Казалось бы, литератором он стал по собственному решению, осознанно, а вот отцом… Когда их с супругой чувства начали заметно ослабевать, Георгий поднял глаза к небу и просил любви. Ему очень хотелось вновь испытать те фантастические эмоции, которые он когда-то ощущал так остро, стоило лишь его Наде войти в крохотную комнатку общежития. Наивно. Трогательно. В свою «молитву» Горенов не верил сам, но всё же надеялся, что кто-то там услышит и пошлёт встречу с какой-нибудь замечательной женщиной, которая станет его новой женой или – к чёрту брак! – спутницей жизни в прямом смысле, но без штампа в паспорте. Вместо этого появилась Лена. Сначала Георгий даже обиделся, но потом всё изменилось. Если бы ему кто-то сказал заранее, он бы никогда не поверил, что можно так сильно любить…

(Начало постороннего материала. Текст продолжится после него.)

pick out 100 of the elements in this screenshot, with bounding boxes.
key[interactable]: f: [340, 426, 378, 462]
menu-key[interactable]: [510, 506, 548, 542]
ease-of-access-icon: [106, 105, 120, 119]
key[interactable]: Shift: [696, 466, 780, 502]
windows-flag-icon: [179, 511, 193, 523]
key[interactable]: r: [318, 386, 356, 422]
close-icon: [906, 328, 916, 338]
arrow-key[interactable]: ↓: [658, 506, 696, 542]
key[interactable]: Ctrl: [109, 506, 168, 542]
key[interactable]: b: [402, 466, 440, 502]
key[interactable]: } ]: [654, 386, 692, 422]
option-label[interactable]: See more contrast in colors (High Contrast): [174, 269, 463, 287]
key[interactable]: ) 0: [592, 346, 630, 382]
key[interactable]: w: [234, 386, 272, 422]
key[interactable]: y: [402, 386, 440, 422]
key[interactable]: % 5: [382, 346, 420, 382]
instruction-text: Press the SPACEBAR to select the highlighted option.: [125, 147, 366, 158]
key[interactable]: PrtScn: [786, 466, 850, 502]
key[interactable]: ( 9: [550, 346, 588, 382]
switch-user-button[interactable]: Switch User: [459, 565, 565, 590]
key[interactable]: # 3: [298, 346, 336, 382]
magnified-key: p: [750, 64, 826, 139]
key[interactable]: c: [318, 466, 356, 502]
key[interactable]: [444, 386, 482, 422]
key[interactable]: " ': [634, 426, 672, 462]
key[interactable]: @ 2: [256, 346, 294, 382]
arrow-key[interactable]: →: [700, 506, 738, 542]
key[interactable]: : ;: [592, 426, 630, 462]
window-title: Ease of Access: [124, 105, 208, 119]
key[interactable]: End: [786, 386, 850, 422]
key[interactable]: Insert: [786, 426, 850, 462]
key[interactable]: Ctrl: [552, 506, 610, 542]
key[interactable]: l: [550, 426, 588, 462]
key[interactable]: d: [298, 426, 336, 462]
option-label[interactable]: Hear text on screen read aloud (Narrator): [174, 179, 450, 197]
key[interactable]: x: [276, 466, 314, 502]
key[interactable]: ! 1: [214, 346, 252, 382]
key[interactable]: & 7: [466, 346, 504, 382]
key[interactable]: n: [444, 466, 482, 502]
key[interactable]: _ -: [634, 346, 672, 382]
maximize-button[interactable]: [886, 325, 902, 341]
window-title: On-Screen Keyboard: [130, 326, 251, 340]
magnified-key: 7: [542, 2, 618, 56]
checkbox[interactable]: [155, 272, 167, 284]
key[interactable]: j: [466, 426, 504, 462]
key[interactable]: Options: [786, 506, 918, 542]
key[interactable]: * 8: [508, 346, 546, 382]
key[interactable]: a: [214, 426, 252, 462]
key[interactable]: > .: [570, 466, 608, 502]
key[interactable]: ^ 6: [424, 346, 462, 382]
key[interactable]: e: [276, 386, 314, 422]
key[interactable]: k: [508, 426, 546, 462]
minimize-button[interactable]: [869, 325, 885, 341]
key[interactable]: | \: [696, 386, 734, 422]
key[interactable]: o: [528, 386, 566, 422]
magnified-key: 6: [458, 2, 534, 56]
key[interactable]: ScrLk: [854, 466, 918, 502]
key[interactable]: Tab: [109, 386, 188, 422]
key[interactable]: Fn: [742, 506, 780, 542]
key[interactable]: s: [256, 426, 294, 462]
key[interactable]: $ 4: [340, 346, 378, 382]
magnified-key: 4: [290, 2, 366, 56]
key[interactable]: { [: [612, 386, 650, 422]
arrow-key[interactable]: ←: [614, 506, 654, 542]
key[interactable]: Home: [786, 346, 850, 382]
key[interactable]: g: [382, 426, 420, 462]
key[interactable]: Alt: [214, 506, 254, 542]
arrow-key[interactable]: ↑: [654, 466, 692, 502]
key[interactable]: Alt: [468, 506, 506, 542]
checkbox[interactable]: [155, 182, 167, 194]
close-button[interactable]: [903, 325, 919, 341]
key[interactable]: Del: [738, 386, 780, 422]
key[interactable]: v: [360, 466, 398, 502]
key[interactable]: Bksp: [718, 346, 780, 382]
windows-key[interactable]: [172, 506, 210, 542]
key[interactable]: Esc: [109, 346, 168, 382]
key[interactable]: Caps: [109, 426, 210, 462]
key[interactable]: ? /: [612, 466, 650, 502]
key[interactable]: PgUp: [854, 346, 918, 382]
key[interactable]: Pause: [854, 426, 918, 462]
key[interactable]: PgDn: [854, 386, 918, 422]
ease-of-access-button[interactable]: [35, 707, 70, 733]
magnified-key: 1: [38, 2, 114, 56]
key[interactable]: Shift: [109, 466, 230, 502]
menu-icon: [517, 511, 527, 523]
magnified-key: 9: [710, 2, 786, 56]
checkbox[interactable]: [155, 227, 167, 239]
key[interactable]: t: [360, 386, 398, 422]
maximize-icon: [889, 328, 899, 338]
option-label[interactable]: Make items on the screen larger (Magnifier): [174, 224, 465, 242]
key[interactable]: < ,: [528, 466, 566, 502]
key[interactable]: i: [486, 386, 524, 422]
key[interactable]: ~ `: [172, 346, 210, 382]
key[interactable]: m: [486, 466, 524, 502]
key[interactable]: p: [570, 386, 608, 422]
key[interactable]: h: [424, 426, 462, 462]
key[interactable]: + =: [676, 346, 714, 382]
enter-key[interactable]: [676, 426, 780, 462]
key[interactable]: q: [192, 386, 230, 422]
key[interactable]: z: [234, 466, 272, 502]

Отцовство стало для Горенова крайне важным. Вообще отношения между родителем мужского пола и ребёнком казались ему едва ли не краеугольными, самыми осмысленными, поскольку они лишены очевидной, бездумной физиологической компоненты, которая полностью девальвирует материнство как духовную связь. Близость детёныша с самкой, обусловленная инстинктами, пуповиной и утробой, не имеет отношения к таинству бытия. То же, что связывает с отцом, требует веры, может нести отпечаток мистической подноготной или сакрального знания, откровения. Это чем-то сродни религии. Не далёкой, описанной в древних книгах, препарированной в пыльных трактатах, а очень конкретной, близкой, доступной каждому мужчине.
Георгию казалось, что женщины от природы не могут чувствовать себя частью чего-то большего. Это огромная проблема, практически диагноз – острый дефицит связей. Именно потому порой, особенно в молодости, страсть к противоположному полу поглощает их целиком. Мужчина может стать «всем», заменить целый мир, ради него можно уйти от родителей, переехать в другой город, бросить работу, изменить жизнь. Но это обязательно проходит со временем. О столь решительном шаге потом нельзя не сожалеть. Эти связи иллюзорны и эфемерны. И тогда женщины снова остаются одни. А вот когда у них появляются дети… Мать так сильно ощущает невидимую нить, соединяющую её с ребёнком, что она кажется ей смыслообразующей. Именно потому, рассуждая о своих отпрысках, дамы часто говорят «мы», будто не ощущая себя суверенными существами. Мужчине же важно создать кого-то самоцельного, жизнеспособного, отдельного, обладающего собственным потенциалом.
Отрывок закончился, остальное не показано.